When you raise this glass, the first thing you notice is a mild and pleasant smoky, earthy aroma from the peat, before that gives way to a nuttiness (which honestly reminds me of the warm bowl of mixed nuts they distribute on long-haul flights).
The first flavor I pick up is an earthy, mossy note which is paired with a sweetness you would find in brown sugar or molasses. Following that is a little bit of citrus, which is a flavor that lingers long into the experience. And while there are a lot of flavors going on, everything is on the mild slide — nothing is over-powering or hidden.
There is a simple complexity present in this deceptively low-key package.
With the addition of a bit of ice, the aroma is significantly changed and all that’s left is the earthiness. You no longer get any peat or nuttiness; rather, the aroma that you’re left with is akin to overnight oats. Nothing distinct, but genuinely earthy.
As far as the flavor goes, there is a mild green tea flavor paired with a light chocolate. While Little Bay is certainly still drinkable on ice, there isn’t a lot of that subtle complexity from the neat version remaining.
Little Bay is a Scotch whiskey that I normally keep around – it has a complex flavor, while being approachable for non-Scotch drinkers. It’s been great to take the time to learn more about the history of the Oban distillery, and take a critical look at their product.
This is the second Oban product we’ve reviewed after the Oban 14, and the sharp eyed among you may have noticed that the Oban 14 appears to be ~$10 cheaper than the Little Bay (at least according to our reviews).
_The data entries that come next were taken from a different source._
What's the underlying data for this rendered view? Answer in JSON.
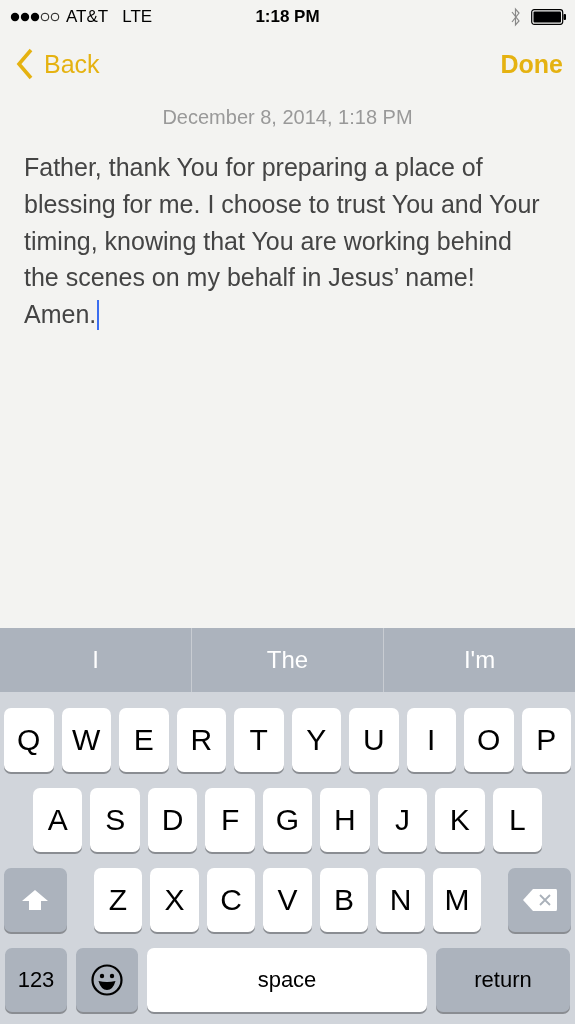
{
  "status_bar": {
    "carrier": "AT&T",
    "network": "LTE",
    "time": "1:18 PM"
  },
  "nav": {
    "back": "Back",
    "done": "Done"
  },
  "note": {
    "date": "December 8, 2014, 1:18 PM",
    "text": "Father, thank You for preparing a place of blessing for me. I choose to trust You and Your timing, knowing that You are working behind the scenes on my behalf in Jesus’ name! Amen."
  },
  "suggestions": [
    "I",
    "The",
    "I'm"
  ],
  "keyboard": {
    "rows": [
      {
        "keys": [
          {
            "kind": "letter",
            "label": "Q"
          },
          {
            "kind": "letter",
            "label": "W"
          },
          {
            "kind": "letter",
            "label": "E"
          },
          {
            "kind": "letter",
            "label": "R"
          },
          {
            "kind": "letter",
            "label": "T"
          },
          {
            "kind": "letter",
            "label": "Y"
          },
          {
            "kind": "letter",
            "label": "U"
          },
          {
            "kind": "letter",
            "label": "I"
          },
          {
            "kind": "letter",
            "label": "O"
          },
          {
            "kind": "letter",
            "label": "P"
          }
        ]
      },
      {
        "keys": [
          {
            "kind": "letter",
            "label": "A"
          },
          {
            "kind": "letter",
            "label": "S"
          },
          {
            "kind": "letter",
            "label": "D"
          },
          {
            "kind": "letter",
            "label": "F"
          },
          {
            "kind": "letter",
            "label": "G"
          },
          {
            "kind": "letter",
            "label": "H"
          },
          {
            "kind": "letter",
            "label": "J"
          },
          {
            "kind": "letter",
            "label": "K"
          },
          {
            "kind": "letter",
            "label": "L"
          }
        ]
      },
      {
        "keys": [
          {
            "kind": "shift"
          },
          {
            "kind": "letter",
            "label": "Z"
          },
          {
            "kind": "letter",
            "label": "X"
          },
          {
            "kind": "letter",
            "label": "C"
          },
          {
            "kind": "letter",
            "label": "V"
          },
          {
            "kind": "letter",
            "label": "B"
          },
          {
            "kind": "letter",
            "label": "N"
          },
          {
            "kind": "letter",
            "label": "M"
          },
          {
            "kind": "delete"
          }
        ]
      },
      {
        "keys": [
          {
            "kind": "numbers",
            "label": "123"
          },
          {
            "kind": "emoji"
          },
          {
            "kind": "space",
            "label": "space"
          },
          {
            "kind": "return",
            "label": "return"
          }
        ]
      }
    ]
  }
}
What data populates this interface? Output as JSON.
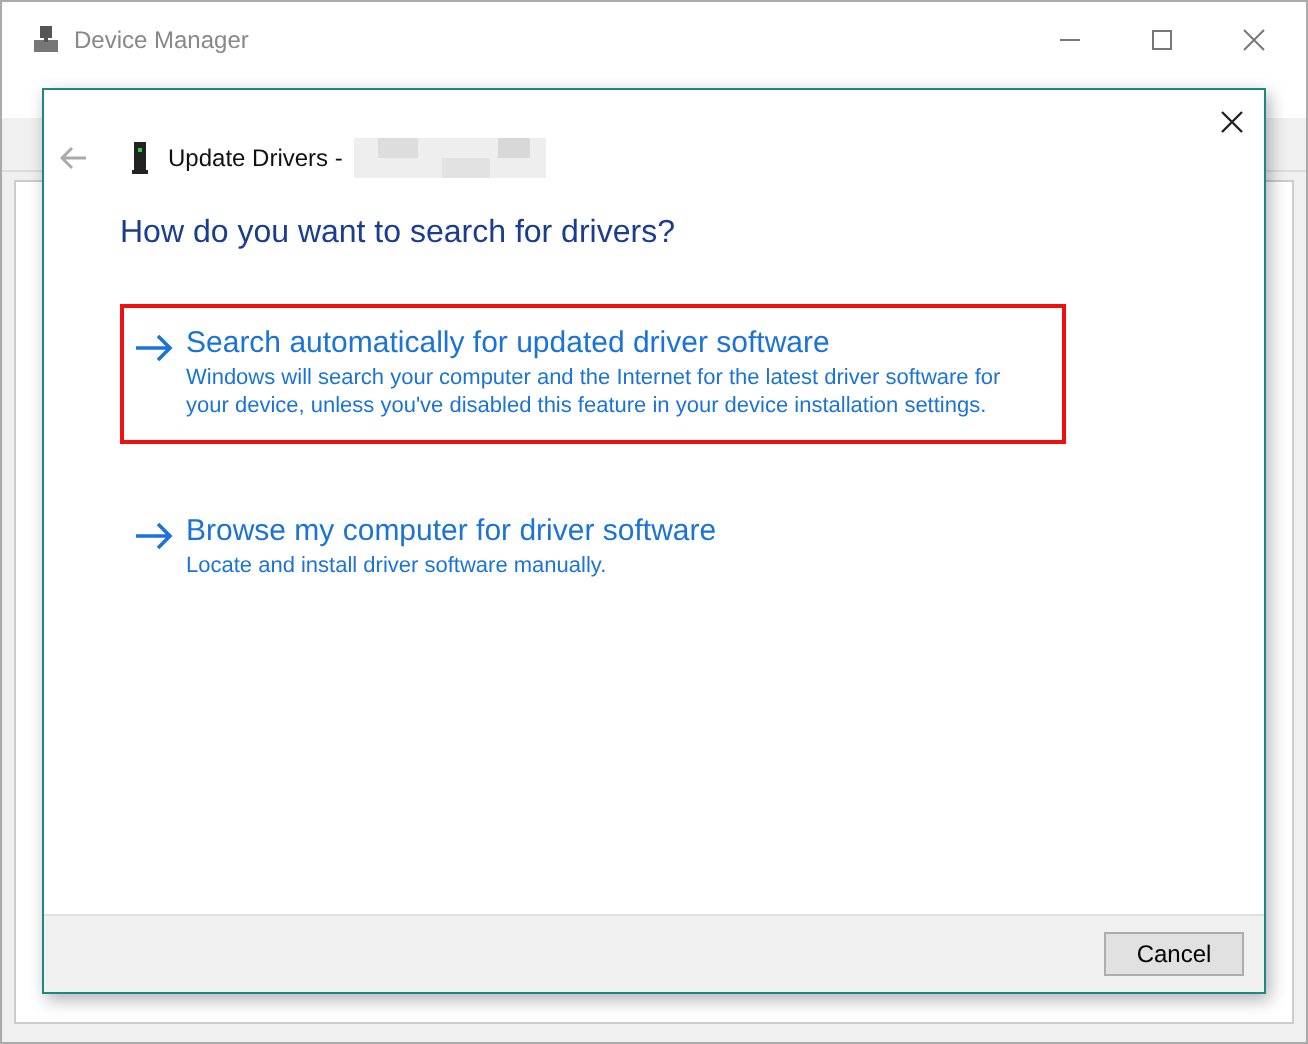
{
  "window": {
    "title": "Device Manager"
  },
  "dialog": {
    "title": "Update Drivers -",
    "heading": "How do you want to search for drivers?",
    "options": [
      {
        "title": "Search automatically for updated driver software",
        "description": "Windows will search your computer and the Internet for the latest driver software for your device, unless you've disabled this feature in your device installation settings.",
        "selected": true
      },
      {
        "title": "Browse my computer for driver software",
        "description": "Locate and install driver software manually.",
        "selected": false
      }
    ],
    "buttons": [
      "Cancel"
    ]
  }
}
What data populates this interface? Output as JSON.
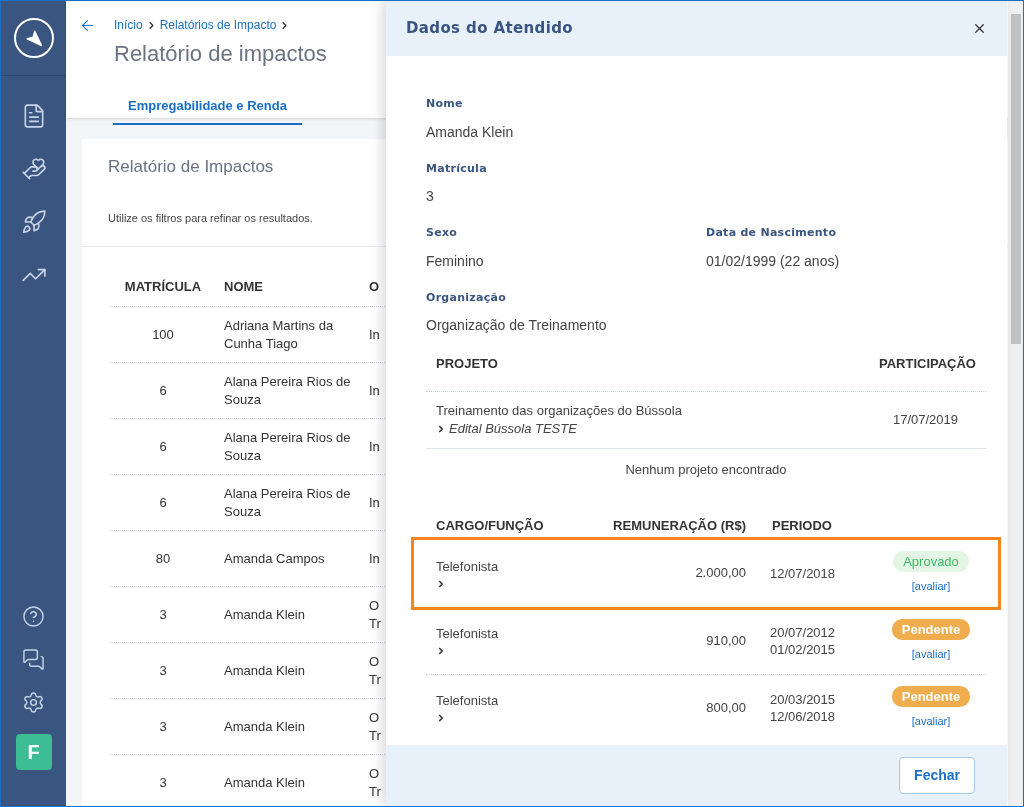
{
  "breadcrumb": [
    {
      "label": "Início"
    },
    {
      "label": "Relatórios de Impacto"
    }
  ],
  "page_title": "Relatório de impactos",
  "tabs": [
    {
      "label": "Empregabilidade e Renda",
      "selected": true
    }
  ],
  "card": {
    "title": "Relatório de Impactos",
    "hint": "Utilize os filtros para refinar os resultados.",
    "columns": [
      "MATRÍCULA",
      "NOME",
      "O"
    ],
    "rows": [
      {
        "matricula": "100",
        "nome": "Adriana Martins da Cunha Tiago",
        "column_3": [
          "In"
        ]
      },
      {
        "matricula": "6",
        "nome": "Alana Pereira Rios de Souza",
        "column_3": [
          "In"
        ]
      },
      {
        "matricula": "6",
        "nome": "Alana Pereira Rios de Souza",
        "column_3": [
          "In"
        ]
      },
      {
        "matricula": "6",
        "nome": "Alana Pereira Rios de Souza",
        "column_3": [
          "In"
        ]
      },
      {
        "matricula": "80",
        "nome": "Amanda Campos",
        "column_3": [
          "In"
        ]
      },
      {
        "matricula": "3",
        "nome": "Amanda Klein",
        "column_3": [
          "O",
          "Tr"
        ]
      },
      {
        "matricula": "3",
        "nome": "Amanda Klein",
        "column_3": [
          "O",
          "Tr"
        ]
      },
      {
        "matricula": "3",
        "nome": "Amanda Klein",
        "column_3": [
          "O",
          "Tr"
        ]
      },
      {
        "matricula": "3",
        "nome": "Amanda Klein",
        "column_3": [
          "O",
          "Tr"
        ]
      }
    ]
  },
  "user_avatar": "F",
  "modal": {
    "title": "Dados do Atendido",
    "field_rows": [
      [
        {
          "label": "Nome",
          "value": "Amanda Klein"
        }
      ],
      [
        {
          "label": "Matrícula",
          "value": "3"
        }
      ],
      [
        {
          "label": "Sexo",
          "value": "Feminino"
        },
        {
          "label": "Data de Nascimento",
          "value": "01/02/1999 (22 anos)"
        }
      ],
      [
        {
          "label": "Organização",
          "value": "Organização de Treinamento"
        }
      ]
    ],
    "projects": {
      "columns": [
        "PROJETO",
        "PARTICIPAÇÃO"
      ],
      "rows": [
        {
          "name": "Treinamento das organizações do Bússola",
          "edital": "Edital Bússola TESTE",
          "date": "17/07/2019"
        }
      ],
      "empty_message": "Nenhum projeto encontrado"
    },
    "jobs": {
      "columns": [
        "CARGO/FUNÇÃO",
        "REMUNERAÇÃO (R$)",
        "PERIODO"
      ],
      "rows": [
        {
          "cargo": "Telefonista",
          "remuneracao": "2.000,00",
          "periodo": [
            "12/07/2018"
          ],
          "status": {
            "kind": "approved",
            "label": "Aprovado"
          },
          "link": "[avaliar]",
          "highlighted": true
        },
        {
          "cargo": "Telefonista",
          "remuneracao": "910,00",
          "periodo": [
            "20/07/2012",
            "01/02/2015"
          ],
          "status": {
            "kind": "pending",
            "label": "Pendente"
          },
          "link": "[avaliar]",
          "highlighted": false
        },
        {
          "cargo": "Telefonista",
          "remuneracao": "800,00",
          "periodo": [
            "20/03/2015",
            "12/06/2018"
          ],
          "status": {
            "kind": "pending",
            "label": "Pendente"
          },
          "link": "[avaliar]",
          "highlighted": false
        }
      ]
    },
    "buttons": [
      "Fechar"
    ]
  }
}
Problem is, that previous review is three years old now and prices have changed thanks to various market forces. Oban 14 now retails closer to $90, whereas the Little Bay clocks in at $75.
This version of Oban has no age statement and currently sports a lower price point. Diageo appears to be intending this product as a gateway to the world of “good” Scotch Whiskey, positioning this as an entry point to their more premium products which can be produced more efficiently than 14 or 18 years products. And in that position, I think it does a great job, highlighting the potential of what a good scotch can taste like.
|Oban Little Bay|
Classification: Single Malt Scotch Whiskey
Aging: No Age Statement (NAS)
Proof: 43.5% ABV
Price: $75 / 750 ml
Product Website: Product Website
Overall Rating: 4/5
There are centuries of history and pride in this bottle, and it shows – just keep it simple and drink it neat.